As urban music has assumed a place of commercial pre-eminence, its artistic horizons have been steadily narrowed by a wicked cocktail of assembly-line production aesthetics, fearful executives and audiences that demand gratification within a song’s first 30 seconds.

The black rock franchise is owned by Lenny Kravitz, virtually its only practitioner. Guitarist/songwriter Ben Harper, the nonclassifiable artist who’s most successfully amassed a fringe crowd, sells records but not in Missy Elliott numbers. Within the business, even Outkast is seen not as a shining triumph of creativity but as a high-achieving fluke.

“You have to remember, this is a business,” says Big Jon Platt, a senior talent executive at Virgin Records and EMI Music Publishing.

There’s not an executive “who doesn’t want to find something unique,” he says, “but things aren’t set up the way they were in 1980. These labels are owned by corporations, and they need results.”

Platt, who was involved with introducing talented rapper-producer Kanye West, believes that hip-hop is alternative expression. But many in the genre say the industry maintains a double standard: White alternative rock bands aren’t signed with the mandate that they become instant chart-toppers, but in hip-hop, even the trippiest thinker is expected to connect with the MTV/BET audience.

The Roots have encountered this doublethink on their last three projects. Though the Philadelphia collective is a true band — an anomaly in hip-hop — and its music bears the influence of James Brown and Ornette Coleman, its alternative leanings don’t matter much in the boardroom.

Despite street cred as one of the most forward-thinking collectives in black music, it is pushed to follow a blueprint that’s more Nelly than Hendrix — that is, play the accessibility game, generate singles and videos.

“The labels know that 75 percent of the buyers of black music are white,” says Richard Nichols, the Roots’ manager. “Most of those people have a very specific use for black music: It’s about the beat, it’s for dancing, whatever. They’re not going to it looking for complexity or art. I’d argue that minstrelsy reigns supreme right now.”

For much of pop music’s history, black artists have been not just kings of the dance floor, but art-minded trailblazers. Reid recalls Atlantic Records in the late 1960s, where the roster included jazz visionary Rahsaan Roland Kirk alongside Led Zeppelin.

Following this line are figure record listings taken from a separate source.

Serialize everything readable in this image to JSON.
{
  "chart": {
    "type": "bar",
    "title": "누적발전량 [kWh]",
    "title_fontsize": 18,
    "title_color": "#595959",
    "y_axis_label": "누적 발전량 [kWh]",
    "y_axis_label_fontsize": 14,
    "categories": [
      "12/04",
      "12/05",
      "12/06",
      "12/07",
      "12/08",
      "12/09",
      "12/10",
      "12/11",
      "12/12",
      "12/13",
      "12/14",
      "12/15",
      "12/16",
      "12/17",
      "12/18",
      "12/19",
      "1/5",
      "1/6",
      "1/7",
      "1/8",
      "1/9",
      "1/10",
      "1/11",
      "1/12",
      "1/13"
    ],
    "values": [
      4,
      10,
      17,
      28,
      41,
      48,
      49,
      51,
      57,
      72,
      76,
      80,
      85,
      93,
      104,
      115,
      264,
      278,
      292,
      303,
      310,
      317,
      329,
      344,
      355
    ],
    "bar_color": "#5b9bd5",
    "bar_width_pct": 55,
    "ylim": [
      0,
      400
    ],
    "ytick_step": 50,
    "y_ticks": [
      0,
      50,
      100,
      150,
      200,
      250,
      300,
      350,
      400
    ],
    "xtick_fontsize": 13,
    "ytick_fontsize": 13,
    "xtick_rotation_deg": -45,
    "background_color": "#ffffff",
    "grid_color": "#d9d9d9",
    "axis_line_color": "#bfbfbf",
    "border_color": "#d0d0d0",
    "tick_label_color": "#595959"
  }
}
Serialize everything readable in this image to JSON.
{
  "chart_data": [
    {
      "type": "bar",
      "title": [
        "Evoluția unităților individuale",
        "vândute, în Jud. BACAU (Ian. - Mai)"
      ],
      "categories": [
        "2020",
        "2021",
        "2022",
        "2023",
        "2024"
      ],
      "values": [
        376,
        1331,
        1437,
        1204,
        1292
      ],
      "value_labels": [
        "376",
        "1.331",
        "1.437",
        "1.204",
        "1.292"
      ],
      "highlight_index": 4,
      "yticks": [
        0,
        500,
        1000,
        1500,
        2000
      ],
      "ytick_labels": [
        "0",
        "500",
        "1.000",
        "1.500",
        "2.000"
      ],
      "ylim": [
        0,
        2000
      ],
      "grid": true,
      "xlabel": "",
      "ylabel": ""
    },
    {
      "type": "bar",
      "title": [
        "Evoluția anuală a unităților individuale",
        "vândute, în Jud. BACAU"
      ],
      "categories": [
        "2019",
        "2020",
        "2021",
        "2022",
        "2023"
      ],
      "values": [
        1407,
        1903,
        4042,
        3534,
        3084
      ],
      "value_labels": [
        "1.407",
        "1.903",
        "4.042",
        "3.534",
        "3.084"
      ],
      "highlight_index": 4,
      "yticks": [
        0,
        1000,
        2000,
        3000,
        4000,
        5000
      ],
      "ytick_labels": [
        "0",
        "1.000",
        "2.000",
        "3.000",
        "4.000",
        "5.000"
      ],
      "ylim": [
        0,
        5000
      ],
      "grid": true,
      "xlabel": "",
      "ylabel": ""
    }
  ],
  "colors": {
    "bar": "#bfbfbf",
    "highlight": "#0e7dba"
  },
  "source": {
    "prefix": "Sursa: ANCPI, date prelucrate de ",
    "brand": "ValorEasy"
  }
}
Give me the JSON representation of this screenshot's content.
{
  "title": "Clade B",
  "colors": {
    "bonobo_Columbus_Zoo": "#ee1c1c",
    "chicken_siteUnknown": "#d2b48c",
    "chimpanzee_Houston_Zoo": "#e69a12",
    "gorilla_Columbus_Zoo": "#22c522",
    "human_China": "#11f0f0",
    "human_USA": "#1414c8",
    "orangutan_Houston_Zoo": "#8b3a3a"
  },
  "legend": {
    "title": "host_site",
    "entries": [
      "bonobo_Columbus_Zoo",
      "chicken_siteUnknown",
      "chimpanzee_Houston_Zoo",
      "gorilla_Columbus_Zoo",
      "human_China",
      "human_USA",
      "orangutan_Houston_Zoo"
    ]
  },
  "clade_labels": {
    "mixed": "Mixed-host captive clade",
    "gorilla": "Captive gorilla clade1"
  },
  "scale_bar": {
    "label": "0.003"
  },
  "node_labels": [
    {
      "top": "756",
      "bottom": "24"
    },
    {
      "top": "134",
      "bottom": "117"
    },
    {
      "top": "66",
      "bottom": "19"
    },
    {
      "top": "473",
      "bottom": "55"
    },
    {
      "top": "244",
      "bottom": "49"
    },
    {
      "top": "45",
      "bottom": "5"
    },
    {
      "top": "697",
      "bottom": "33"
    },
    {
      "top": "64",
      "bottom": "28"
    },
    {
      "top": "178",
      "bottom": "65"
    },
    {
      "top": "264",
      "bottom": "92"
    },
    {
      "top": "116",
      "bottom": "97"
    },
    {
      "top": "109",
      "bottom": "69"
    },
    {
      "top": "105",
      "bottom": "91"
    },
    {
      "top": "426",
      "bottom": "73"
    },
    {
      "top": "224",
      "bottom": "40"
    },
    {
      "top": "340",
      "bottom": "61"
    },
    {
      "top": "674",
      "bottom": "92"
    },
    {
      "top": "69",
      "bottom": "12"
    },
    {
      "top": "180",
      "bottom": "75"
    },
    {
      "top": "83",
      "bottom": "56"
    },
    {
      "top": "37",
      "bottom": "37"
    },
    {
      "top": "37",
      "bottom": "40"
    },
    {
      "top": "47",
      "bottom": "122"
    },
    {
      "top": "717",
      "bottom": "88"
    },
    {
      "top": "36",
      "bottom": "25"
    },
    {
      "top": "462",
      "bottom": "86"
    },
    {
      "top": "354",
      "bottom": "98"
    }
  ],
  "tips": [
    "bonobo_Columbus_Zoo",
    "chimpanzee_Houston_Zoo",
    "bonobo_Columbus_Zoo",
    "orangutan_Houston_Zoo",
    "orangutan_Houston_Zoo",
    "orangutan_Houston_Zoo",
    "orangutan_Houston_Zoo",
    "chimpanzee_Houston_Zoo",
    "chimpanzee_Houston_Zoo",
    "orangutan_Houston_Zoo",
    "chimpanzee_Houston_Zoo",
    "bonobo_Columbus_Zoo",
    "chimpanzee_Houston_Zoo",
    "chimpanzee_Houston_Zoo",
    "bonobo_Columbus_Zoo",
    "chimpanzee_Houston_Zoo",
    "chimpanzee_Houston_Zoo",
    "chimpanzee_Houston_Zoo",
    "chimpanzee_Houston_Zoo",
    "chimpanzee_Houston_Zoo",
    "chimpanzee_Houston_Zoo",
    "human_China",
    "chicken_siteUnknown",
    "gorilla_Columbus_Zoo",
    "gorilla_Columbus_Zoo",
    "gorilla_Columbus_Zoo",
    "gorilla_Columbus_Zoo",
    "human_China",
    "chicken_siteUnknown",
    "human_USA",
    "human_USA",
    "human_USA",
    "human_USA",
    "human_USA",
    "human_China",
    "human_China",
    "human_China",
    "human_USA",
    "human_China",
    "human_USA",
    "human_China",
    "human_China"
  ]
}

“It was the will of that corporation to subsidize adventures,” Reid says. “And they did it because they believed that those could lead to greater hits, different ideas getting through.”

He believes that Living Colour — which had several singles, including “Cult of Personality,” and successful albums in the late ‘80s — was lucky: It heeded its instincts and still managed to wrangle some success.

“Things just sort of lined up,” he says. “What we were doing, what Public Enemy was doing, it was bubbling below the radar. Then when it popped out, it happened despite the industry.”